Testing microservices may present difficulties like

  1. Availability: the possibility to get multiple independent services ready for test at the same time is extremely low.
  2. Fragmented testing: Microservices are built to work independently, and together with other loosely coupled services. That means development teams need to test every service in isolation, along with testing the entire microservices.
  3. Knowledge gaps: The quality assurance team will need to have a strong knowledge of each service to write test cases effectively.

With these testing challenges, it is best to take a pragmatic risk-based approach to test the critical parts of the application.

There are a few core microservices testing methods that development teams will have to critically consider. Not only will they help make sure that the service is performing accurately, but they will also guarantee the level of monitoring needed to always make the right decisions on the move.

These testing methods include:

  • Performance testing.
  • Integration testing.
  • Unit testing.
  • Component testing.
  • Contract testing.
  • End-to-end testing.

In addition, unit testing of the individual modules, Integration testing, contract testing of the service APIs, and End-to-End Testing can be adopted as some of the pre-production testing techniques to test the application but with defined goals and scope.

Cultural and Organizational Change

Implementing the microservices architecture style requires some orientation and time.

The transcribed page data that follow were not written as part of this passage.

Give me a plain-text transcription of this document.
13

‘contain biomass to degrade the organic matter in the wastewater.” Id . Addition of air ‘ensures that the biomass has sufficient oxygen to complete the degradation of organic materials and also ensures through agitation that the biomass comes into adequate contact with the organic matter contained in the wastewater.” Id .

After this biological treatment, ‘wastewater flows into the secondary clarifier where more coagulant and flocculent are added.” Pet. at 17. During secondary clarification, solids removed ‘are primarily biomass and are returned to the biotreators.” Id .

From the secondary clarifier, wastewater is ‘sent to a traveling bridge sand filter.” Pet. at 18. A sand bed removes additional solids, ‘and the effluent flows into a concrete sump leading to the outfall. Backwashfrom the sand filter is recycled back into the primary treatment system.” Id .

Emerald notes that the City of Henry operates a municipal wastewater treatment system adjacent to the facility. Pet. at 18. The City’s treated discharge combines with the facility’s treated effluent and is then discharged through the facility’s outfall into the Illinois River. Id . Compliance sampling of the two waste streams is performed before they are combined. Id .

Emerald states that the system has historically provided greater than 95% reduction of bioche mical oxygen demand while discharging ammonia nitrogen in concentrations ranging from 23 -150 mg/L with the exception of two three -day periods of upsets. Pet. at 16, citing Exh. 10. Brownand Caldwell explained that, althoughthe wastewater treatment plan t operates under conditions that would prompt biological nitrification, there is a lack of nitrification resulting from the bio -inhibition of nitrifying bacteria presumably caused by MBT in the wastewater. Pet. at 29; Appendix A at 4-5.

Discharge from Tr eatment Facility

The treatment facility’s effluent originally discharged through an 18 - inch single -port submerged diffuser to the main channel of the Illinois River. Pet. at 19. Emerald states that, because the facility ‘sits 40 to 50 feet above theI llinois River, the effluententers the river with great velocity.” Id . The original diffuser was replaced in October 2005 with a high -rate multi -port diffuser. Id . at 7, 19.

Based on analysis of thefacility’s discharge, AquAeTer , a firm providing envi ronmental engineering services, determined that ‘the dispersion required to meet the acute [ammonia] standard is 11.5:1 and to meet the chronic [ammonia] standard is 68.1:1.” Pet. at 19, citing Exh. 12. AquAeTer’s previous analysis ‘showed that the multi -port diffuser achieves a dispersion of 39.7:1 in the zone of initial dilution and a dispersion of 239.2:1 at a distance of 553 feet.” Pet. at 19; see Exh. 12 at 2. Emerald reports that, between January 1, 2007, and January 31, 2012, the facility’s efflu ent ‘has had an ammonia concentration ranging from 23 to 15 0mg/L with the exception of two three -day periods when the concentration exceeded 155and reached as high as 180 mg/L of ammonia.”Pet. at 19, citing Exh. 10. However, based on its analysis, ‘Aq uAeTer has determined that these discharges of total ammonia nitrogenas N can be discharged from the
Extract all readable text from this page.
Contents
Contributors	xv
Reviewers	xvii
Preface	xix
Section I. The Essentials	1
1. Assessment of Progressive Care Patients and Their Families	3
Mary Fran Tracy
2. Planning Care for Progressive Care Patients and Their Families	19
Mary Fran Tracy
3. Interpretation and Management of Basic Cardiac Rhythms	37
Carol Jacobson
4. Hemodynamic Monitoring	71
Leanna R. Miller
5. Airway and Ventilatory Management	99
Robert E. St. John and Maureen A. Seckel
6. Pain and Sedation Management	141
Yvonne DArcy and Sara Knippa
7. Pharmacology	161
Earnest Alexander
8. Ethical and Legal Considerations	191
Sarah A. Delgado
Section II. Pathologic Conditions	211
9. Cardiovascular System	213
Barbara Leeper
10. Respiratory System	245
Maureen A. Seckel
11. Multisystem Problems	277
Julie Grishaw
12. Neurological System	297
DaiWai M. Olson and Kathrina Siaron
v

The migration to microservices requires cultural and organizational changes.

Moreover, moving forward with the implementation of microservices using existing process may lead to

  • Delayed testing
  • Rigid development and deployment, and
  • Blind feedback.

Before an organization can start the migration or development process, having a DevOps automation and Agile culture in place is a great foundation.

Each microservice team operates as an independent faculty. Also, encouraging the structure that allows development teams to work in small groups, work independently, and offer more control and increased productivity.

However, each development team must be able to manage the entire lifecycle of their service, including maintaining and managing an independent test container.

Consequently, organizations will need to determine if employees have the knowledge required to successfully implement or migrate to a microservices-based application.

On top of that, include people with DevOps and release automation skills in each development team. Consider this an asset that will become increasingly important as the organization scales.

Migration to microservices often involves transferring the competencies and decision-making power from managers to individual development teams. Although, that change to the organization chart can be difficult for some members to accept.

However, the first step toward successful cultural change requires educating top leaders in the organization on how to carry out the initiative, rather than prevent their development teams from being productive.

And finally, organizations will need to mitigate the communications challenges associated with this cultural change because the independent microservices often mean that development teams would not always have overall visibility.

To summarize,

The microservice architectural style is one of the prominent and relevant design approaches for developing a standard application.

However, the additional complexity in the operations and troubleshooting of this architectural style creates its own set of challenges. Therefore, being proactive and educated about those challenges and how to address them is a sure way to gain most of the microservices benefits.